De Tomaso hinted on a return earlier this year, and now we have a good look at what they've come up with. Based off of the defunct P70 project from the 1960's, the P72 is achingly pretty and pays respects to the P70 project. The project was originally going to be headed by Carol Shelby himself in conjunction with Alejandro de Tomaso, before eventually pulling the plug to focus on the GT40 project.

With the De Tomaso brand going into a period of stagnation and the death of Alejandro de Tomaso 2003, it was bought by the Hong Kong-based CEO of Apollo Automobil in 2014. Rather than just recreating the Pantera for the modern day, De Tomaso was set to return to the automotive world with something more substantial in context to their history.

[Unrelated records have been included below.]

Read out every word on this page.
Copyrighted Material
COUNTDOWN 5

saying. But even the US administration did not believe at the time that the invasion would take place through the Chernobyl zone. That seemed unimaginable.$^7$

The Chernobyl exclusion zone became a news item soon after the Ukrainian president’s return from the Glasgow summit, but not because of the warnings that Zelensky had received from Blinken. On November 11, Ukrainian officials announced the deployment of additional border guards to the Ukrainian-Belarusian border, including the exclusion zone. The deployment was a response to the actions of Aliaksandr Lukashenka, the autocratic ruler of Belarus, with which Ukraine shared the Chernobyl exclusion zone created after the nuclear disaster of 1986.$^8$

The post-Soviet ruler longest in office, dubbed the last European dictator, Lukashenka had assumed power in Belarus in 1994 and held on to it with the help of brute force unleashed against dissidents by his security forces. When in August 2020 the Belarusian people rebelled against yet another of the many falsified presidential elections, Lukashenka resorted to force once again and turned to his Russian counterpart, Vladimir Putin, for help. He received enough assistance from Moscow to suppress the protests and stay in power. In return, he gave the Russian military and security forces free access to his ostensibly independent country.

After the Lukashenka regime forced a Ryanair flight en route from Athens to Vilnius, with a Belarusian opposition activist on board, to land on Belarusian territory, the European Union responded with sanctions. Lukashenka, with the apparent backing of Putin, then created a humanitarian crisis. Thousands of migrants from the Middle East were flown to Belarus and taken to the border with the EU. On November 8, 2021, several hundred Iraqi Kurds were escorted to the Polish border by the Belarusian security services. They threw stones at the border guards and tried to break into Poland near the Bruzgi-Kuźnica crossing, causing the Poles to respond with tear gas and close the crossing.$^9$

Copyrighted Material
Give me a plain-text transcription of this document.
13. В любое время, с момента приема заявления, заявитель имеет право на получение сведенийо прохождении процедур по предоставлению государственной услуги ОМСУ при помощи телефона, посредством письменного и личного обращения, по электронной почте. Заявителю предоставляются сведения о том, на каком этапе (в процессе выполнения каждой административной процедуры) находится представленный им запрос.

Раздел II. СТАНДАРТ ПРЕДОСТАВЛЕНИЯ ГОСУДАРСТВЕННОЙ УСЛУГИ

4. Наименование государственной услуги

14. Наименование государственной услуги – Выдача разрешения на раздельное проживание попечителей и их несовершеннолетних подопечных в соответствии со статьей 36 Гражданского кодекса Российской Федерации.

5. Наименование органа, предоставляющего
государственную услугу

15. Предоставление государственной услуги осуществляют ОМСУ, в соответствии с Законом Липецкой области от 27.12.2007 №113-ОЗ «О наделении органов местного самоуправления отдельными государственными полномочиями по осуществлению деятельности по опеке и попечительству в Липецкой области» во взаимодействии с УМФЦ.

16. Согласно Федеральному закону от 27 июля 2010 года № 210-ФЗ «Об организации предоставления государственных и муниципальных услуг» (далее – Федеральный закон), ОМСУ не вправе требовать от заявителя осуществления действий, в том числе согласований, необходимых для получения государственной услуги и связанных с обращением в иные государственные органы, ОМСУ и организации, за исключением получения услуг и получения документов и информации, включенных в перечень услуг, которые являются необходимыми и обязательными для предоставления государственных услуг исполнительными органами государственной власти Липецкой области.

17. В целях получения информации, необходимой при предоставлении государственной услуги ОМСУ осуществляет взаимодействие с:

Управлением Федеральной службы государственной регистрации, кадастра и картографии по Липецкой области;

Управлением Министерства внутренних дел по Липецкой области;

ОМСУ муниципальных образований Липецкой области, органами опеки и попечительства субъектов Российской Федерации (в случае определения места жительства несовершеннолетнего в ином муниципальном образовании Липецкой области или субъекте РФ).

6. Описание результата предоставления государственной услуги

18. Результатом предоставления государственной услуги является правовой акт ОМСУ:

The P72 itself is build on the carbon chassis originally developed by AMG-supplier HWE. This same carbon chassis was used for the Apollo IE. The design was penned by Jowyn Wong who has created the design for the Apollo GT1-inspired hypercar.

Every part of the P72 is beautifully crafted to be unique. The interior itself is particularly wonderful. Every stretch of the interior is wrapped with either leather or some form of bespoke metal. Its no surprise that there will only be 72 units produced, each costing around $850,000. The P72 makes Paganis and Koenigseggs look like Civics.

For the engine, there's little detail about the powerplant, but what is known is that Apollo has a naturally-aspirated Ferrari-based V12 in their parts bin. This not only fits the chassis, but also works with a manual gearbox. More details will come as the Goodwood Festival of Speed continues.